佐々木勇気七段にカメラを向けると「私ですか? 女流のほうが良いでしょう」と

 乾杯のあとは自由な歓談タイム。普段会う機会のない人と話をするもよし、また記念撮影を求めるのもありだ。立食形式で多くの料理が並んでいるが、明治36年に創業された日比谷松本楼の名物はカレーである。毎年のことながら、多くの関係者が舌鼓を打っていた。

 歓談タイムでも、誰よりも注目を集めるのは当たり前だが木村王位である。多くの参加者が祝意、撮影のために列をなして並んだ。それにすべて応じるのは大変ではあるが、棋士としてもっとも幸せな時間であろう。

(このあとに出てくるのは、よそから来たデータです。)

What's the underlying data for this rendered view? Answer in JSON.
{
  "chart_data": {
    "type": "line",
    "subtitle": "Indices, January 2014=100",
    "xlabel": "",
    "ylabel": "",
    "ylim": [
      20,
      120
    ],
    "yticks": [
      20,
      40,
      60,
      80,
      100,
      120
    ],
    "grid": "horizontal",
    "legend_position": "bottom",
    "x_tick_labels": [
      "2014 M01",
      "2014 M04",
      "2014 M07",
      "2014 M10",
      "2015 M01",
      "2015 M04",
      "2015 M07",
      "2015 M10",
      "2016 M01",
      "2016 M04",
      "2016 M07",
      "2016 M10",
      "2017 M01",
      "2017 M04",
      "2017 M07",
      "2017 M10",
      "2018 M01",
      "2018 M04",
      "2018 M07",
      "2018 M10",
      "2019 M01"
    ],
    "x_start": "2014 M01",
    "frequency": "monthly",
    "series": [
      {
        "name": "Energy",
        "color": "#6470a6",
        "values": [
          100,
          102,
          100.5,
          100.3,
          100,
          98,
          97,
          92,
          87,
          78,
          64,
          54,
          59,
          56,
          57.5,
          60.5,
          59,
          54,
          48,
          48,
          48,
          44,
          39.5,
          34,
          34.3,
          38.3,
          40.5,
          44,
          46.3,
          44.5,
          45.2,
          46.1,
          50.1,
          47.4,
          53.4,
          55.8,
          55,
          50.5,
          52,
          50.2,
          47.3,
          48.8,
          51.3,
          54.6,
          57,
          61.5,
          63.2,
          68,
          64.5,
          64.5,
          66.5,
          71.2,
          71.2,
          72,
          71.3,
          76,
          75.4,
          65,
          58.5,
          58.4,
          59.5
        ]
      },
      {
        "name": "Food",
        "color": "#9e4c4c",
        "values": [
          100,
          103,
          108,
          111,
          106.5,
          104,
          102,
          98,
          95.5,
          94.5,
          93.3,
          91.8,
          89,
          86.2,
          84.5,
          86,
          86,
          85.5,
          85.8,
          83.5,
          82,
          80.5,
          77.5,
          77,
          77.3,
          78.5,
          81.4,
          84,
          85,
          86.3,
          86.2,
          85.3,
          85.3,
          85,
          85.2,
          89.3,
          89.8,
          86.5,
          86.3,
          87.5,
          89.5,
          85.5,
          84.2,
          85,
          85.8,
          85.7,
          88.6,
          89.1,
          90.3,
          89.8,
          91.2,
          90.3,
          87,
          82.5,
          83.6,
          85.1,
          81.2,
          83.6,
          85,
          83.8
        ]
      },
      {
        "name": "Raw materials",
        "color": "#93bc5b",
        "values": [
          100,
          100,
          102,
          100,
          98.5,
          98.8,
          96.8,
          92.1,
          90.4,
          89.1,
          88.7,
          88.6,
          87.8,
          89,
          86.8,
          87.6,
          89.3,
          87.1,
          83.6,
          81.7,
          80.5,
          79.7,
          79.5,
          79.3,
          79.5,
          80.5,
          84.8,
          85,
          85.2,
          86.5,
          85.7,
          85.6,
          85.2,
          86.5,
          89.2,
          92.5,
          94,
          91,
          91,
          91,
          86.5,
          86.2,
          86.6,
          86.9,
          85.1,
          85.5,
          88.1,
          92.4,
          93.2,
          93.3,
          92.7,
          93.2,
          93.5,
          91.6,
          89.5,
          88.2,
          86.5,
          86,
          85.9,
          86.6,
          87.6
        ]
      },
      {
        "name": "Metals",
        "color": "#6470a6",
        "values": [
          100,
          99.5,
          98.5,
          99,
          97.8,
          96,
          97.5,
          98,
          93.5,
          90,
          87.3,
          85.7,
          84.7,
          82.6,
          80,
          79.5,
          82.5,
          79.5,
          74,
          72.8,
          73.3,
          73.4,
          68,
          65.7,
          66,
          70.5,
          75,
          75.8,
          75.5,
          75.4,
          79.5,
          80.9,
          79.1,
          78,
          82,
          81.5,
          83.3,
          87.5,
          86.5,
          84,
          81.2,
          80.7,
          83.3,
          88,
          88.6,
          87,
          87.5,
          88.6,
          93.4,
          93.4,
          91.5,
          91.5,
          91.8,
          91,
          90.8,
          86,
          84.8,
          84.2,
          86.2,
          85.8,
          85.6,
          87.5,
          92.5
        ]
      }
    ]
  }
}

飯島栄治七段(右)の自宅には「百折不撓 一基」とだけ書かれている掛け軸が掛けられている。木村王位がタイトルを取ったら肩書を付け加えるという話だったが、以前の掛け軸はそれで完成品だということで、新たに木村王位が掛け軸を書いて贈るそうだ。左後ろには、木村王位の弟子・高野智史五段の姿も

 今回の王位就位式は関係者のみによるものだったが、棋戦によっては一般ファンの参加を呼び掛ける就位式もある。棋士と間近で触れあう貴重な機会だ。日本将棋連盟のホームページなどで紹介されているので、興味を覚えられたら、足を運ばれてみてはいかがだろうか。